To shield businesses dealing in digital assets from the weight of sanctions, the Central Bank of Russia has put in place protective measures.
These companies will receive regulatory relief designed to lessen the load on financial institutions by exempting them from some reporting requirements.
Amid Sanctions, Russia’s Central Bank Relaxes Regulation of Digital Asset Platforms
The Central Bank of the Russian Federation (CBR) has allowed issuers of Digital Financial Assets (DFA) not to disclose sensitive information amid sanctions risk. The exemption, valid until July 1, 2023, relates to data revealing beneficial owners of such entities.
The temporary easing of reporting is part of a series of measures designed to help individuals and organizations operating within Russia’s financial market infrastructure, according to an announcement cited by Russian crypto media.
Russia has not yet regulated cryptocurrencies like Bitcoin, but the existing “Law on Digital Financial Assets” allows companies to issue coins and tokens in a controlled environment. Three “information system operators who can issue DFA” have already been approved by CBR. These are Russia’s largest bank, Sber, tokenization service Atomyze, and Lighthouse.
In a press release, the Bank of Russia said that the regulatory and supervisory facilitation given to financial market participants and DFA issuers since the beginning of the year will help these organizations in the current economic and geopolitical situation.

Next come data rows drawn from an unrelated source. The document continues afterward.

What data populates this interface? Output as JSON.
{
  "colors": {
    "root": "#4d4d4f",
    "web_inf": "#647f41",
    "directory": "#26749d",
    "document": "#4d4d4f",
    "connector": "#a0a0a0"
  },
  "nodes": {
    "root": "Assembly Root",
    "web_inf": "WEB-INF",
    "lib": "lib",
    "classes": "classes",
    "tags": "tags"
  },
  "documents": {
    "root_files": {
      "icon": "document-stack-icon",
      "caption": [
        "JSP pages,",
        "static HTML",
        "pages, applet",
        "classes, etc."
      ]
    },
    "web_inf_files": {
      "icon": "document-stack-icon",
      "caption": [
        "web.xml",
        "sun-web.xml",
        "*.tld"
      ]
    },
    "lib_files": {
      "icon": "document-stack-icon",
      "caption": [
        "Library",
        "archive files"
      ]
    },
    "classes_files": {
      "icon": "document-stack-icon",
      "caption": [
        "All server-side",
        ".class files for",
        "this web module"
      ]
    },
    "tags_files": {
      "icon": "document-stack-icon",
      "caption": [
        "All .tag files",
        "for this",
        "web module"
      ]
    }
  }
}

I explained that it was intended to minimize the burden.
The Russian government and Russian companies have become targets of tougher Western sanctions imposed in late February over Moscow’s decision to invade neighboring Ukraine. Penalties severely limit access to global finance and markets.
A proposal to legalize the use of cryptocurrencies for international payment processing to ease sanctions pressure is backed by Russian institutions, including the central bank, which has traditionally taken a tough stance on cryptocurrency regulation.
The CBR argued that the support provided to financial institutions, including DFA issuers and exchange operators, has mitigated the negative impact of regulation and enabled them to adapt to new conditions. The regulator is planning further steps in the same direction with changes that allow the recording of sanctioned losses.